Kapitalizm veya nihilizm analizinin amacı daha fazlasını yapmaktır. Süreç eleştirilmemelidir. Süreç, kızıştıkça kendine içine geri bildirim yapan bir eleştiridir. İleriye giden tek yol kesintisizdir, yani daha da içinedir.
Marx’ın, Anti-Oedipus pasajını dikkat çekici biçimde öngören kendine ait bir “ivmeci kesiti” vardır. 1848’deki “Serbest Ticaret Sorunu Üzerine” konuşmasında şöyle der:
“…genel olarak serbest ticaret sistemi yıkıcıyken, günümüzün korumacı sistemi muhafazakardır; eski ulusları parçalar ve proletaryanın ve burjuvanın arasındaki karşıtlığı uç bir noktaya iter. Özetle, serbest ticaret sistemi toplumsal devrimi hızlandırır. Beyler, oyum yalnızca bu devrimci anlamda serbest ticaretten yanadır.”

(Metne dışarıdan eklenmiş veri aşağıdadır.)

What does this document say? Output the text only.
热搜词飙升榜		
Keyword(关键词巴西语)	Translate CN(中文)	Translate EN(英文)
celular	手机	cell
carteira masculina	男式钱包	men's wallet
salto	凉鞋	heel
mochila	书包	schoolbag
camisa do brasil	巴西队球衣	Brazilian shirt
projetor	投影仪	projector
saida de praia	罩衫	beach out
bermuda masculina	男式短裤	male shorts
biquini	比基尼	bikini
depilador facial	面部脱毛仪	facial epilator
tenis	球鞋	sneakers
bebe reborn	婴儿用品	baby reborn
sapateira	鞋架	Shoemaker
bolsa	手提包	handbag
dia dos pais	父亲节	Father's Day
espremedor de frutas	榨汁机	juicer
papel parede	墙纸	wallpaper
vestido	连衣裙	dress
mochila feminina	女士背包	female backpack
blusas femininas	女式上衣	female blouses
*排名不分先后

Bu tohum halindeki ivmeci matriste, kapitalizmin yıkımı ile yoğunlaştırılması arasında bir ayrım yapılmamalıdır. Kapitalizm, kendi kendisinin yıkımıdır. Kapitalizm sadece yavaşlamalarının, kısmi telafilerin veya engellemelerin yanı sıra, bütünüyle “yaratıcı yıkım”dır. Sermaye kendi kendine, dıştan gelebilecek herhangi bir devrimin yapabileceğinden daha derinlemesine bir devrim yapar. Daha sonraki tarih bu hususun doğruluğunu kanıtlayamadıysa, en azından çıldırtıcı bir düzeyde böyle bir kanıtlamayı simüle etmiştir.
2013’te Nick Srnicek ve Alex Williams bu dayanılmaz –hatta “şizofrenik”– tezatlığı ‘İvmeci Politikalar için Bir Manifesto’da çözmeyi amaçlamışlardır; özellikle kendini menfur bir biçimde kapitalizm destekçisi “Sağ-ivmecilğin” gölgesinden ayıran karşıt bir anti-kapitalist bir “Sol-ivmeciliği” tetiklemeyi hedefliyordu. Bu proje –tahmin edileceği gibi– ivmecilik meselesini ideolojik olarak sürdürülebilir bir şekilde arındırmaktansa yeniden diriltmekte daha başarılı olmuştu. Yalnızca kapitalizm ile çağdaş teknolojik ivmelenme arasına tamamen yapay bir ayrım ortaya konularak sınır hatları çizilebildi. Üstü kapalı çağrı, Yeni Ekonomi Politikası içermeyen yeni bir Leninizm içindi (Şili komünizminin Ütopik tekno-yönetimsel deneyleri örnek olarak gösterilmiştir).
Sermaye, nihai öz tanımınca soyut ivmelendirici toplumsal faktörden başka bir şey değildir. Onun pozitif sibernetik şeması kendini tüketmektedir. Kendi kendini hızlandırmak, kimliğini tüketir. Diğer her saptama yoğunlaştırma sürecinin bir aşamasında kaza adı altında kenara atılır. Toplumsal ve tarihsel ivmelenmeyi tutarlı olarak besleyebilen herhangi bir şey zorunlu olarak ya da özünde sermayeye bağlı olacağından, açık bir biçimde herhangi bir “Sol-ivmeciliğin” ciddi bir momentum kazanması beklentisi kesin bir şekilde reddedilebilir. İvmecilik basitçe kapitalizme dair bir öz farkındalıktır ve ancak başlamıştır. (Henüz hiçbir şey görmedik.)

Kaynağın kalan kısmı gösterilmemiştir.